Tabelle 1 | Wesentliche Unterschiede zwischen den Krisenperformances der AfD
Theoretische Kategorie | Flüchtlingskrise | Coronakrise |
---|---|---|
Anzahl der Krisennarrative | 1 (Flüchtlinge sind eine kulturelle und wirtschaftliche Bedrohung für Deutschland) | 3 (langsame und zögerliche Reaktion der Regierung; verheerende wirtschaftliche Auswirkungen der Lockdowns; Grundrechtsverletzungen) |
Verknüpfung zu anderen Krisen | 5 (wirtschaftliche Misserfolge; Probleme der öffentlichen Ordnung; Drogenprobleme; Eurokrise; Energiewende) | 1 (Scheitern der Migration) |
Gegenüberstellung von Elite und Volk | Ja (anhand zahlreicher Beispiele) | Ja (mit sehr wenigen anschaulichen Beispielen) |
Vorschlag alternativer politischer Strategien | Provokant und einfach | Nuancierter (und teilweise widersprüchlich) |
Diese Unterschiede lassen sich durch die unterschiedliche «Distanz» zwischen der jeweiligen Krise und der Bevölkerung erklären, die nach der «Policy Feedback Theory» die Fähigkeit der Öffentlichkeit beeinflusst, politische Ereignisse zu interpretieren. Die Migrationskrise war vor allem ein Medienereignis – nur sehr wenige Menschen waren direkt betroffen. Dies verlieh der AfD einen grossen Handlungsspielraum für Übertreibungen und Falschaussagen (beispielsweise über die Kriminalitätsrate unter Flüchtlingen). Während der Coronakrise war der Interpretationsspielraum der AfD im Vergleich deutlich kleiner, weil die Bevölkerung von der Krise direkt betroffen war und die Aussagen der Politik daher viel leichter überprüfen oder bewerten konnte.
Das Hauptergebnis der Studie ist also, dass die «Distanz» oder «Nähe» einer Krise zur Bevölkerung darüber entscheidet, ob sich die Krise dazu eignet, populistisch genutzt zu werden.
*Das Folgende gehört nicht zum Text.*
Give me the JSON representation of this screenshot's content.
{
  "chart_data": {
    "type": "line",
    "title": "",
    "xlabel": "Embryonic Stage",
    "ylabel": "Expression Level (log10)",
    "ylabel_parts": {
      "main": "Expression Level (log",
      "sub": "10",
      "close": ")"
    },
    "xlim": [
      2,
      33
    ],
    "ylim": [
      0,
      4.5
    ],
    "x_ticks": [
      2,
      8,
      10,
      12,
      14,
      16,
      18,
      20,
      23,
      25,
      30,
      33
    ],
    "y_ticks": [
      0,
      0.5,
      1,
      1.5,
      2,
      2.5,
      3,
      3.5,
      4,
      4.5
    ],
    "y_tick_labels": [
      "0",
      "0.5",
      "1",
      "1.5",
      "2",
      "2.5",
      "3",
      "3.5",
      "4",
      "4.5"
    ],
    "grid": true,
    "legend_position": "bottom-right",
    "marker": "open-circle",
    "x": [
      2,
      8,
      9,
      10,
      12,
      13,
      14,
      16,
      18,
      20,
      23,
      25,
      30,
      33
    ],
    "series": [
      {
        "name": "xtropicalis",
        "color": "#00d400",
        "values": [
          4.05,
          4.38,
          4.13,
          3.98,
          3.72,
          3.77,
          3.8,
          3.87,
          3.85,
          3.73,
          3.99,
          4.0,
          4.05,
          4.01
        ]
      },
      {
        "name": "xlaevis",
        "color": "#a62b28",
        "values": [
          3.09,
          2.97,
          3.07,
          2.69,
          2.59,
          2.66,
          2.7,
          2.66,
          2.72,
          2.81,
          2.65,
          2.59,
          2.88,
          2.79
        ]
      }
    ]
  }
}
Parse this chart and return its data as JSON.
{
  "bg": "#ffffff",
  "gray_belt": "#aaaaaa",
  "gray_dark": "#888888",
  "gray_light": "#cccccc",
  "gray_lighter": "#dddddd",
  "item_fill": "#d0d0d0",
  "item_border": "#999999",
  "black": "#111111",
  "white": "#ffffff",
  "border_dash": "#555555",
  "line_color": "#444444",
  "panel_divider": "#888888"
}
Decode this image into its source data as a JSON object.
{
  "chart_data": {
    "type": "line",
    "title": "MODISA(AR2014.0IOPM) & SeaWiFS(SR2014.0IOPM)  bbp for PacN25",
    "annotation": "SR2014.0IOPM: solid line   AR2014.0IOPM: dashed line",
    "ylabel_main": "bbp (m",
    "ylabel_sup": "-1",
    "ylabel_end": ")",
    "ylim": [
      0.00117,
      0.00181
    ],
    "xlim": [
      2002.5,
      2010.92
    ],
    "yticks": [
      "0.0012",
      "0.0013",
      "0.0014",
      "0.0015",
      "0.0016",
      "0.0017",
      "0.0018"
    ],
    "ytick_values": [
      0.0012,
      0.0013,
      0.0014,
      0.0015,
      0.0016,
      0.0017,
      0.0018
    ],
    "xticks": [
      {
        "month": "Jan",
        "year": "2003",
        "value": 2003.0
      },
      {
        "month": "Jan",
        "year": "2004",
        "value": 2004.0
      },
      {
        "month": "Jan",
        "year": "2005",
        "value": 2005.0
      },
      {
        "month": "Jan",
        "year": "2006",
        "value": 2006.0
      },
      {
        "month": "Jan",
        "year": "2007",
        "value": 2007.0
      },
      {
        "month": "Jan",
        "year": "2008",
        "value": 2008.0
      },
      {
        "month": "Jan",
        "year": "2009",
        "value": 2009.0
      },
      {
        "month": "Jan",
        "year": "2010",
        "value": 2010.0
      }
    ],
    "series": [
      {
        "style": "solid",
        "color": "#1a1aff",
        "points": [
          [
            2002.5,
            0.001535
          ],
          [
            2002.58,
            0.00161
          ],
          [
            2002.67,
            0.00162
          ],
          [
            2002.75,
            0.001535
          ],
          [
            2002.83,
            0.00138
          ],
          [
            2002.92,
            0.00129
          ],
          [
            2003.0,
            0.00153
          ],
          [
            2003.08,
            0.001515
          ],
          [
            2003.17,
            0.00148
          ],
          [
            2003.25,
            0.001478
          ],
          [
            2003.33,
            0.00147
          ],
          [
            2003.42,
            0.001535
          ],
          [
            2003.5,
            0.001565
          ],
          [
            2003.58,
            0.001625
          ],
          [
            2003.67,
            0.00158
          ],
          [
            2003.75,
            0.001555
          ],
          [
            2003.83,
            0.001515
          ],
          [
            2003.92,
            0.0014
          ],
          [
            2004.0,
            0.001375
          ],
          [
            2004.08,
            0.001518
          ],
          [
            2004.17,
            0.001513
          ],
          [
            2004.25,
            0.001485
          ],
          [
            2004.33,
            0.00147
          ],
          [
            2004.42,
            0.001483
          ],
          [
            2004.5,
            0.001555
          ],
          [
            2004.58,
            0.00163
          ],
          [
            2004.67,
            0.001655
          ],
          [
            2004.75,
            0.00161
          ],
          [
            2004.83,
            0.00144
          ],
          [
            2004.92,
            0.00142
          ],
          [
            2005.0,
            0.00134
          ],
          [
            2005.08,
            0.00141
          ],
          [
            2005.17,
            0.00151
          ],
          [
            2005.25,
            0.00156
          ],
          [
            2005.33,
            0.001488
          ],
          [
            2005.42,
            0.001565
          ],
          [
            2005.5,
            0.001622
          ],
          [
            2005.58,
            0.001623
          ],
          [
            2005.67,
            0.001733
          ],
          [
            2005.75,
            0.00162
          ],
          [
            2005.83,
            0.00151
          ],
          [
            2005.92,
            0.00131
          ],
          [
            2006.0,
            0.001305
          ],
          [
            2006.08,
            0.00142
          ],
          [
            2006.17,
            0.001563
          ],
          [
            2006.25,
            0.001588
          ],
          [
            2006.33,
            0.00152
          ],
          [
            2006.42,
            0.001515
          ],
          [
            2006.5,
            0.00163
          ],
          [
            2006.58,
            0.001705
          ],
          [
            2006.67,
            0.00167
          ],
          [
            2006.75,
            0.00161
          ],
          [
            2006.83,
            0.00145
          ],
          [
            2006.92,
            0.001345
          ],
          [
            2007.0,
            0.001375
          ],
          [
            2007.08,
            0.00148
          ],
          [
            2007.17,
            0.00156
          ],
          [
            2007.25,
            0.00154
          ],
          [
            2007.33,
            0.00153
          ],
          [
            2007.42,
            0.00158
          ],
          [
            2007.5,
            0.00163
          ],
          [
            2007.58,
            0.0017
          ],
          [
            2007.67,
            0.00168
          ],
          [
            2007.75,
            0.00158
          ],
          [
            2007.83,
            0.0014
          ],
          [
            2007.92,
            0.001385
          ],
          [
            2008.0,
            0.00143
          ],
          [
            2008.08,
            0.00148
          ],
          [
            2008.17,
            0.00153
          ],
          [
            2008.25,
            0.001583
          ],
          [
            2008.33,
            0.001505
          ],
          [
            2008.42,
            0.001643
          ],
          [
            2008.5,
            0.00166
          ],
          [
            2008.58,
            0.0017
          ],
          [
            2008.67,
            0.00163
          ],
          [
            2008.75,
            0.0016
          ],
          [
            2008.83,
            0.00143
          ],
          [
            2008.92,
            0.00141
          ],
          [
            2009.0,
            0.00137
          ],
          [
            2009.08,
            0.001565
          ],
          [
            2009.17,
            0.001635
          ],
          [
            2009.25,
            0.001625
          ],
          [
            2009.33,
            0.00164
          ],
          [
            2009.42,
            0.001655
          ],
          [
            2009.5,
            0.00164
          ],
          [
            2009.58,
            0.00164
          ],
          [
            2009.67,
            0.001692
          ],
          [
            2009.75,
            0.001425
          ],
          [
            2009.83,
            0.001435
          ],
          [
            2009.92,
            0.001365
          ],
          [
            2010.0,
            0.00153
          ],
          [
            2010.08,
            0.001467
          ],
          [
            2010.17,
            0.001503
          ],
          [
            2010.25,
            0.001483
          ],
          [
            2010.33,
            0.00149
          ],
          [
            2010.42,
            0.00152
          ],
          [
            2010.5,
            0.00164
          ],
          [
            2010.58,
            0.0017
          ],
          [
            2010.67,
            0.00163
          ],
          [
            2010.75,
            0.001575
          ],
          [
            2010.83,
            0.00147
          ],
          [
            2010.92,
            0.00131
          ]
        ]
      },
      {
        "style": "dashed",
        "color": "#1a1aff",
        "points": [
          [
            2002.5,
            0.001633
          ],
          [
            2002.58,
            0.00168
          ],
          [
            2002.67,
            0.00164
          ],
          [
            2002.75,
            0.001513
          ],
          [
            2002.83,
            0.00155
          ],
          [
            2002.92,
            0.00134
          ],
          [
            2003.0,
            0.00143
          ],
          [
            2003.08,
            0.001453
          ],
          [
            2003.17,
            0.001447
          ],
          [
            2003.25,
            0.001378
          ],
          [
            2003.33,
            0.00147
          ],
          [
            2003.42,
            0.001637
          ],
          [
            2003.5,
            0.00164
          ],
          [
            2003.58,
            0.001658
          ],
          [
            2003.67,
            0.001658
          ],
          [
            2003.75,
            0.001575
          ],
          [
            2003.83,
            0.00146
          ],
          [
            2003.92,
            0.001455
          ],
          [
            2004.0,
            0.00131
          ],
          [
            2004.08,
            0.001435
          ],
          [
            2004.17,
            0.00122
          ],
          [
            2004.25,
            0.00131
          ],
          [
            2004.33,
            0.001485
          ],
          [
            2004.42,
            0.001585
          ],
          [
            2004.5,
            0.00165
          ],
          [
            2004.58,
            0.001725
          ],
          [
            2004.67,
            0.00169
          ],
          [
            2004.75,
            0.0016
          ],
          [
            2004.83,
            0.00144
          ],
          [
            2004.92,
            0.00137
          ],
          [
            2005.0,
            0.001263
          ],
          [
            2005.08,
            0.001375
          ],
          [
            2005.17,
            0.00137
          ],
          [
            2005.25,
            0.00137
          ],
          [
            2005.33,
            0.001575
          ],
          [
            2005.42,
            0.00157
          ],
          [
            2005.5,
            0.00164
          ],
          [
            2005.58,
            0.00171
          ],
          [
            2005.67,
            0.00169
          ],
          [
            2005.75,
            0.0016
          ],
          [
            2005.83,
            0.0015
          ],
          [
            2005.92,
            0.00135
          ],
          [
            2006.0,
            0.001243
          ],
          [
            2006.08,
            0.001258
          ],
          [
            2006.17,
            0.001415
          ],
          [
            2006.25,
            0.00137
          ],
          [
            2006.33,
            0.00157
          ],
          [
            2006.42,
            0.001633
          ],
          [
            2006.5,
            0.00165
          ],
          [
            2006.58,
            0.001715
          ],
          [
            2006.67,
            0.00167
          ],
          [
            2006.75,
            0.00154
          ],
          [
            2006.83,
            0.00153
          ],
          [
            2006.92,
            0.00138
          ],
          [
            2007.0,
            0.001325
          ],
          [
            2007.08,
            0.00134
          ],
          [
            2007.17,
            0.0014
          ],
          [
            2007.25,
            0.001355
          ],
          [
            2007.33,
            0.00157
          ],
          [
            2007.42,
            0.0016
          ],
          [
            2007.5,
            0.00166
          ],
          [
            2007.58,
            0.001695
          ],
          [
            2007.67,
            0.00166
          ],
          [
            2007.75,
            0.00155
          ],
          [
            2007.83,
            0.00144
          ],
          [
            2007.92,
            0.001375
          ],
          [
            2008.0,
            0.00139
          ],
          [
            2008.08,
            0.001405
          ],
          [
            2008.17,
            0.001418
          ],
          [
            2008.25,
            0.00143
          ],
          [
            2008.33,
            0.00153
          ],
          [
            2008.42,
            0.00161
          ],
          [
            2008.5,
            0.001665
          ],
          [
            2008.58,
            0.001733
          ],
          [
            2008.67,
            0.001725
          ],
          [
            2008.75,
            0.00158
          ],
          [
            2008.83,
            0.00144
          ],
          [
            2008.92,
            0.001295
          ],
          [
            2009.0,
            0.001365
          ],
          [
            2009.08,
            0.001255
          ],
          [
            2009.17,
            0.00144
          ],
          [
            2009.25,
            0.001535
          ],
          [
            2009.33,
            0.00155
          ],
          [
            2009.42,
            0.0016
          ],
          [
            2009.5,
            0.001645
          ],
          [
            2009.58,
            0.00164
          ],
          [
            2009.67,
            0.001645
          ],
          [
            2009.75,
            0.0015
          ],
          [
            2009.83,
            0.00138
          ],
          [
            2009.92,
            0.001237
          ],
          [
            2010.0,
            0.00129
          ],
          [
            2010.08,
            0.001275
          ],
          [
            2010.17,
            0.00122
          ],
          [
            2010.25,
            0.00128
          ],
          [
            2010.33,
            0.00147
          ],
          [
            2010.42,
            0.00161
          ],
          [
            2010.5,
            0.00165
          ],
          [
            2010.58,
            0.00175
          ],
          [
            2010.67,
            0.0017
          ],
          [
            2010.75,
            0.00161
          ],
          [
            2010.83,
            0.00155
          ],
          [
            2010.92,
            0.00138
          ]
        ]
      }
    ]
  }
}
Die Studienergebnisse ermöglichen es, Empfehlungen auszusprechen, wie sich politisch auf Rechtspopulist:innen reagieren lässt. Politischen Entscheidungsträger:innen wird einerseits empfohlen, der Bevölkerung die Auswirkungen einer Krise deutlich zu erklären (anstatt sie kleinzureden) und andererseits, die von populistischen Akteuren vorgeschlagenen häufig unrealistischen Lösungen zu kritisieren (anstatt sich allgemein über populistische Aussagen zu echauffieren).
Referenz:
- Hinterleitner, Markus, Valentina Kammermeier und Benjamin Moffitt (2023). How the Populist Radical Right Exploits Crisis: Comparing the Role of Proximity in the COVID-19 and Refugee Crises in Germany, West European Politics, Vorabfassung.